Late in the night has always been my favourite time of day. I love to wander the house at night while the world is quiet and soft. The only noise is the tick of the clock, the noise of my footsteps and the breath of my companions lost in their dreams.
Even when I go to bed at a decent hour, I rise in the middle of the night. It's been this way since I was young. I never wanted to sleep at night. It always seemed as though I was missing something. As I grew older, I realized what it was: the night time. I use the night time for soul searching, for relaxing, to recharge. I use the night for getting things done, for doing nothing and for thinking grand thoughts or none at all.

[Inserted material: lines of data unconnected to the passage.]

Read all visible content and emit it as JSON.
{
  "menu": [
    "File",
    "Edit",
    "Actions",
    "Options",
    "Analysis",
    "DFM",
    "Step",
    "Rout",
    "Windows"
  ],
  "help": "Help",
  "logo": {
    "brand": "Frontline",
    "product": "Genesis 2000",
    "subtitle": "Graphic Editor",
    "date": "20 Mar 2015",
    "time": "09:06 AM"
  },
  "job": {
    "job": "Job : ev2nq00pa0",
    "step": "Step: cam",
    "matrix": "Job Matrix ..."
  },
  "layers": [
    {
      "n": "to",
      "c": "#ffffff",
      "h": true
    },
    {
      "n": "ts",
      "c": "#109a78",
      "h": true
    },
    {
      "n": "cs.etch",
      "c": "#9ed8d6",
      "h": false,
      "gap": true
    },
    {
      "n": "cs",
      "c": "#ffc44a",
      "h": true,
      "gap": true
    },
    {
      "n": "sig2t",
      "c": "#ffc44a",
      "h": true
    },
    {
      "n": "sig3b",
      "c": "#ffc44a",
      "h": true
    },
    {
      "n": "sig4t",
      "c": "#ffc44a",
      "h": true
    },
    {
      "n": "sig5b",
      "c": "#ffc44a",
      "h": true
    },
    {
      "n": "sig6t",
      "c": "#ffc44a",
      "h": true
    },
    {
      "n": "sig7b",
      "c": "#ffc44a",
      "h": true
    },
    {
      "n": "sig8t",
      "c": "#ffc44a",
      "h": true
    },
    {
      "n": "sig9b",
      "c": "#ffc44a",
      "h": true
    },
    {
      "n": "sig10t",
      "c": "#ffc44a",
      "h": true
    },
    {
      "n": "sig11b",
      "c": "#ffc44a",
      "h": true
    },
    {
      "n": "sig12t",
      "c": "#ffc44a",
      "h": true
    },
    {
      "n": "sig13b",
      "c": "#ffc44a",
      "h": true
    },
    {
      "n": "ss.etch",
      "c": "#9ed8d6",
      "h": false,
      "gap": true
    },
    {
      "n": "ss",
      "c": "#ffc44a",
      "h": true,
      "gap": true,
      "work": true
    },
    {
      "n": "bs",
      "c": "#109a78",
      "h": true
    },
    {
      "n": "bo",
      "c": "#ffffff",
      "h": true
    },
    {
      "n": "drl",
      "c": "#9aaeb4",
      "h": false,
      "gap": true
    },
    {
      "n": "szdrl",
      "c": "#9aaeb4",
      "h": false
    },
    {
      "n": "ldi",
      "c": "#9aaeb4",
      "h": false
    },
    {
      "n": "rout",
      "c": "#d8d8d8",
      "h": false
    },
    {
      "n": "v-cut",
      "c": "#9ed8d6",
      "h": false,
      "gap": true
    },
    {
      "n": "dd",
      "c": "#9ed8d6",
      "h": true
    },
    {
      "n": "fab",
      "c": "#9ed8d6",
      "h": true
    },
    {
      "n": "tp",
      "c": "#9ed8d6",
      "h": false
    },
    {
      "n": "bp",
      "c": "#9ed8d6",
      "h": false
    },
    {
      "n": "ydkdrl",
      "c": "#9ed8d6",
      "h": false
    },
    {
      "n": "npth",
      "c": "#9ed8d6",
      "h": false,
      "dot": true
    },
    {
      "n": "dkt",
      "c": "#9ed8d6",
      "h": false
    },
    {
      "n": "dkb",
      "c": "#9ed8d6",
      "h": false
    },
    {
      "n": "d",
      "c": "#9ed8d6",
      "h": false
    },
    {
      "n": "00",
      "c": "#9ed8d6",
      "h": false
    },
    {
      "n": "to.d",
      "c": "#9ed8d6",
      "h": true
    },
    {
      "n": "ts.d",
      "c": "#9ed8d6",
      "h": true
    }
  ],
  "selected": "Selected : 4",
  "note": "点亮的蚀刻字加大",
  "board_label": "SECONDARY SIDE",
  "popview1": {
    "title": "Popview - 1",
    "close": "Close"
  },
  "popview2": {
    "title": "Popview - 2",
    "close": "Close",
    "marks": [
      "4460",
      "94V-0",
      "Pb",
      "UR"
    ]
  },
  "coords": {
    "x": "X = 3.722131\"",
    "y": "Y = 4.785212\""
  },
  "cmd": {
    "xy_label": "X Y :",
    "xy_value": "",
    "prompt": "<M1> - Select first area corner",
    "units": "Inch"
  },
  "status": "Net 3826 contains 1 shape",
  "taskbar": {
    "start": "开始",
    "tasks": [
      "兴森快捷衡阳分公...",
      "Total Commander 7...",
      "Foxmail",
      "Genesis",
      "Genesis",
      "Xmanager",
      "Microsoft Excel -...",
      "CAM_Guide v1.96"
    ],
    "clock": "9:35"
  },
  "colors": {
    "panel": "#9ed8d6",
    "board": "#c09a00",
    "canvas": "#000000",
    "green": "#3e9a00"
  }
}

My mother used to do the same. She would always go to bed at the same time as my father. He worked early and long days, so they would go off to sleep together -- we could hear the quiet tones of discussion that encompassed the day's events and the week's plans. Then, when my father slept, my mother crept from the bed and wandered the house in the quiet. She would write letters to friends, she would cross stitch, she would read -- but mostly, she would revel in the time alone.
I was in my teens before I consciously noticed her habit of wandering during the night. I am sure she did it throughout my life. It seemed to me she liked best to sit at the table and write. She was known for long letters to friends and family -- tidbits about her day and ours; funny thoughts and observations; deep thoughts and words of advice.
It is in the middle of the night I feel closest to my mother now. I like to think of her sitting in the compatible silence recharging her batteries and finally relaxing for a few minutes. I like to think of her there, quietly writing as the dogs, the children and the husband slept in the other rooms.
As I sit here and write -- to my friends and family -- I like to think of her and thank her for the love of the quiet of the night.